Ist für Sie die SPÖ noch eine linke Volkspartei?

Drozda: Obwohl im historisch-dialektischen Materialismus geschult, kann ich mit der Links-rechts-Kategorisierung immer weniger anfangen. Ist die schwarz-blaue Arbeitszeitflexibilisierung links oder rechts? Sie ist ungerecht! Unsere Politik ist darauf abgestimmt, die Chancengerechtigkeit, die Leistungsgerechtigkeit zu erhöhen. Selbstverständlich ist und bleibt aber die SPÖ eine Volkspartei, verstanden als Partei der Mitte.

Wie schaut Ihr Weg der SPÖ aus, der zurück in das Kanzleramt führen soll?

Drozda: Der Weg ins Kanzleramt führt über eine erfolgreiche Oppositionspolitik, über ein mehrheitsfähiges programmatisches Konzept, getragen von einer Parteivorsitzenden mit Empathie, die für ein positives Gegenmodell zur Politik von Strache und Kurz steht. „Wer schweigt, stimmt zu.“ Kanzler Kurz schweigt über die Zustände im Innenministerium, er schweigt über die geplanten Angriffe auf die Pressefreiheit. Ich sehe also die SPÖ auf einem guten Weg, wieder die Mehrheit zu erlangen, weil wir glaubwürdig für den Rechtsstaat und für eine liberale Demokratie stehen.

Für den Weg in das Kanzleramt braucht es wohl auch stärkere Länderorganisationen. Besonders im Westen liegt die SPÖ am Boden.

Drozda: Natürlich müssen wir in den Ländern zulegen. Da bin ich aber ein Berufsoptimist. Es muss uns weiters endlich gelingen, wieder eine Kampagnefähigkeit herzustellen, es muss uns endlich gelingen, die jahrelangen Versäumnisse im Bereich von Social Media wettzumachen.

Was planen Sie konkret?

Drozda: Wir werden nicht die Arbeiter-Zeitung neu gründen, aber wir müssen unsere faktenorientierte Social-Media-Welt ausbauen. Hier in der Parteizentrale wollen wir dafür sorgen, dass wir wieder in der Lage sind, bundesweite Kampagnen zu fahren.

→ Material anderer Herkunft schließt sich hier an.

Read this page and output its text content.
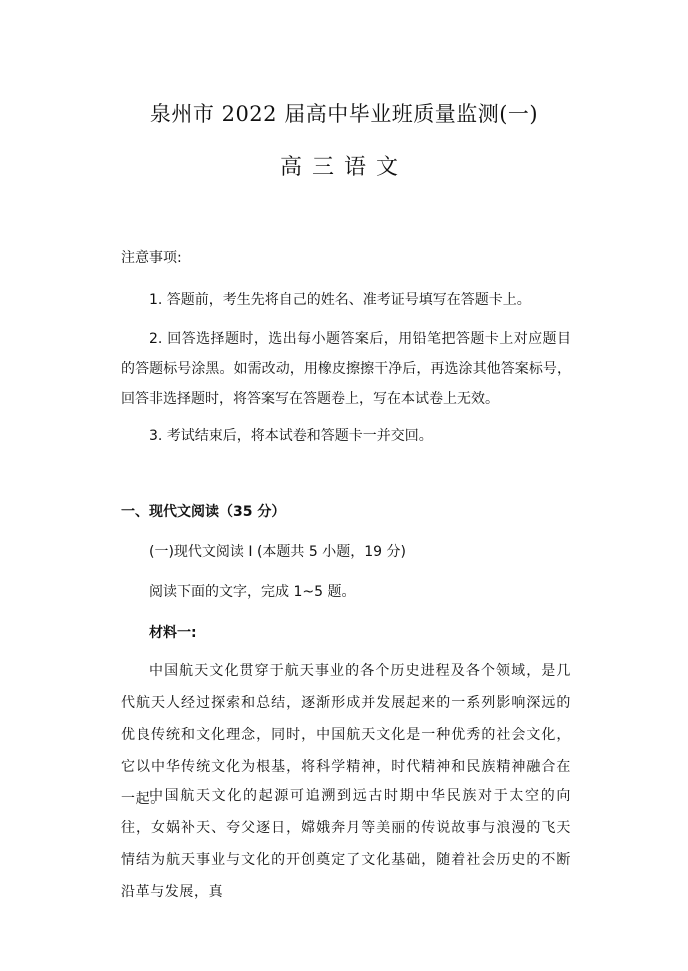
泉州市 2022 届高中毕业班质量监测(一)
高三语文
注意事项:
1. 答题前，考生先将自己的姓名、准考证号填写在答题卡上。
2. 回答选择题时，选出每小题答案后，用铅笔把答题卡上对应题目的答题标号涂黑。如需改动，用橡皮擦擦干净后，再选涂其他答案标号，回答非选择题时，将答案写在答题卷上，写在本试卷上无效。
3. 考试结束后，将本试卷和答题卡一并交回。
一、现代文阅读（35 分）
(一)现代文阅读 I (本题共 5 小题，19 分)
阅读下面的文字，完成 1~5 题。
材料一:
中国航天文化贯穿于航天事业的各个历史进程及各个领域，是几代航天人经过探索和总结，逐渐形成并发展起来的一系列影响深远的优良传统和文化理念，同时，中国航天文化是一种优秀的社会文化，它以中华传统文化为根基，将科学精神，时代精神和民族精神融合在一起。
中国航天文化的起源可追溯到远古时期中华民族对于太空的向往，女娲补天、夸父逐日，嫦娥奔月等美丽的传说故事与浪漫的飞天情结为航天事业与文化的开创奠定了文化基础，随着社会历史的不断沿革与发展，真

Haben Sie schon einen Überblick über die finanziellen Möglichkeiten der Partei?

Drozda: Wir werden den Konsolidierungspfad beibehalten. Wenn die Frage darauf abzielt, ob es leichtere Jobs gibt als den meinen, dann ist die Antwort: Ja.

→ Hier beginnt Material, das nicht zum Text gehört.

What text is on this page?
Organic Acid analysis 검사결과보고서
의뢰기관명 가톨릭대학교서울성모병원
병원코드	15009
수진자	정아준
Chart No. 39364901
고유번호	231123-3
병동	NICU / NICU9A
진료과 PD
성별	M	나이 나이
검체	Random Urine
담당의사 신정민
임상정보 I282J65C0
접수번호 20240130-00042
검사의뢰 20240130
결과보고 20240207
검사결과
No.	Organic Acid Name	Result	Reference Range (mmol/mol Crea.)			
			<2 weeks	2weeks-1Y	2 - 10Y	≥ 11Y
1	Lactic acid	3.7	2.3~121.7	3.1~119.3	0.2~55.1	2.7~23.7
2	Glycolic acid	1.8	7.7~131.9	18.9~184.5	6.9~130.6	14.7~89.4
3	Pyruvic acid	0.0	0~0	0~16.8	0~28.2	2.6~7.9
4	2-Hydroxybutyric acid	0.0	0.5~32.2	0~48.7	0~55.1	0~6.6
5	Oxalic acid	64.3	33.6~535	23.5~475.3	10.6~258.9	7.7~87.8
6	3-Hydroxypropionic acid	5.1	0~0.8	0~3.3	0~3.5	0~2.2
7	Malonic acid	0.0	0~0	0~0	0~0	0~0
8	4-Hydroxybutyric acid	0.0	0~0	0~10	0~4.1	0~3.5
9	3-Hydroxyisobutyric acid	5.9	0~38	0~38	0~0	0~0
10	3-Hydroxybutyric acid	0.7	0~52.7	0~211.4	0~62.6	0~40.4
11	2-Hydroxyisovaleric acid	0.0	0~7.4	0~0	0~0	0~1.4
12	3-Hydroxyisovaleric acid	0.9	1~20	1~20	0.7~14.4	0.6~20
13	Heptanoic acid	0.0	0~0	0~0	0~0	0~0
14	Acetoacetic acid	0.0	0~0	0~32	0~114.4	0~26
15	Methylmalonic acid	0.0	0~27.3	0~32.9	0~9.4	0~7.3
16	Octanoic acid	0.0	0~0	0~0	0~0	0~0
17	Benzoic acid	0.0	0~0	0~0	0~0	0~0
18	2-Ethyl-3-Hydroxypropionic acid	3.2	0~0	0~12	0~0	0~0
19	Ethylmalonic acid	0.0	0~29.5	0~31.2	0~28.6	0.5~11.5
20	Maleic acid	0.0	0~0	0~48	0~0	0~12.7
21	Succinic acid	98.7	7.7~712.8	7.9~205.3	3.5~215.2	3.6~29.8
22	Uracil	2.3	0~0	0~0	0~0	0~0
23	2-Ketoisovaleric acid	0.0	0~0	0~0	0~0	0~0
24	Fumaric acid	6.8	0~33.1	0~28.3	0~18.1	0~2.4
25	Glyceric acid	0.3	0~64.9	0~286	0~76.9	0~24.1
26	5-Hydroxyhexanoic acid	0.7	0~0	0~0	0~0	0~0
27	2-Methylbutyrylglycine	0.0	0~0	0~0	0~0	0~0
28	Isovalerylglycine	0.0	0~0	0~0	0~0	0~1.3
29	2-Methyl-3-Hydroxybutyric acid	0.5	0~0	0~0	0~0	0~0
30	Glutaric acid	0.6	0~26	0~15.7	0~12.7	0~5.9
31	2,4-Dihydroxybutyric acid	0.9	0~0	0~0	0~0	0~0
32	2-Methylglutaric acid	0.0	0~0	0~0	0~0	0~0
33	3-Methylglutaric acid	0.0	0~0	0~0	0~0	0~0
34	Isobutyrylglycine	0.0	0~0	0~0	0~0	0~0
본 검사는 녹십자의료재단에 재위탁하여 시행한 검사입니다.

Sie wurden von einer steirischen Genossin als BoBo (bourgeois und bohémien) bezeichnet. Ist BoBo für Sie ein Schimpfwort?

Drozda: Ich kann mit dieser Kategorisierung nichts anfangen.

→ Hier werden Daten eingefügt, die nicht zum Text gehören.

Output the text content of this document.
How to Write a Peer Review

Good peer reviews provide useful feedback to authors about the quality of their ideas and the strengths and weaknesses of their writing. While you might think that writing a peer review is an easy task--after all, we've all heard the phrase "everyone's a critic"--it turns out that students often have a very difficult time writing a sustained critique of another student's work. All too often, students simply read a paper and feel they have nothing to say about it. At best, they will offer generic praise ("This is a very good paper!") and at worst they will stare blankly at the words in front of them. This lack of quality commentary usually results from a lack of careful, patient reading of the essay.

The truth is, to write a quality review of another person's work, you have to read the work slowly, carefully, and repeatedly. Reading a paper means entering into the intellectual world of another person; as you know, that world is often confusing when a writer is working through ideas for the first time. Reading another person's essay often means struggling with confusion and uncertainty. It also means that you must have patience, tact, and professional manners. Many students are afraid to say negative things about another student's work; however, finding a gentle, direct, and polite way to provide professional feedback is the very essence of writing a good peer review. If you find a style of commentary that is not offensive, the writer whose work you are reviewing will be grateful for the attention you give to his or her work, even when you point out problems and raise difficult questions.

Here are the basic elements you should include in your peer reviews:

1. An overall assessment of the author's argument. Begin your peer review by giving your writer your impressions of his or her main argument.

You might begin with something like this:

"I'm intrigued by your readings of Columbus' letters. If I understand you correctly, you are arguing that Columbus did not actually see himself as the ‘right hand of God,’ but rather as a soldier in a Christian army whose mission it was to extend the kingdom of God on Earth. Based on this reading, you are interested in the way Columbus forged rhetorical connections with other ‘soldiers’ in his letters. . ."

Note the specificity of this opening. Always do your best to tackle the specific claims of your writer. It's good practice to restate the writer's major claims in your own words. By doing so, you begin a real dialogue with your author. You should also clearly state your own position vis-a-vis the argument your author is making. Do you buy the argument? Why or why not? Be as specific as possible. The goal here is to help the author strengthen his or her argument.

Steht hinter dem Vorwurf eine Intellektuellenfeindlichkeit in der Partei?

Drozda: Das glaube ich nicht. Ich habe in den 1970er-Jahren die damals vorhandenen Chancen für einen sozialen Aufstieg nützen können. Ich habe einen Lebensstil, der so ist, wie er ist. Für mich stellt sich eine andere Frage: Haben die Kinder 2018 auch noch die Chancen eines sozialen Aufstiegs?

Ist für Sie eine Erbschaftssteuer gerecht?

Drozda: Für mich ist die Erbschaftssteuer – ebenso wie die echte Einbeziehung der großen Konzerne in unser Steuersystem – ein Beitrag für mehr Steuergerechtigkeit. Ich kann nur Andreas Treichl zitieren: Erben ist keine Leistung. Ich will diese Fragen in einem größeren Zusammenhang diskutieren: Dem Bürger muss deutlich mehr Netto vom Brutto bleiben. Zudem muss der Sozialstaat abgesichert werden. Für die notwendige Gegenfinanzierung ist die Erbschaftssteuer ein probates Mittel.

Kern sprach sich mit Blick auf die Europawahl für ein breites Bündnis – von den Grünen bis zu den Liberalen – aus, mit dem Ziel, die antieuropäischen Kräfte zu stoppen. Warum will man diesen Weg nicht mehr weiterverfolgen?

Drozda: Am Ende tritt man bei Wahlen immer für sich selbst an. Wir stehen für ein starkes, soziales und gerechtes Europa.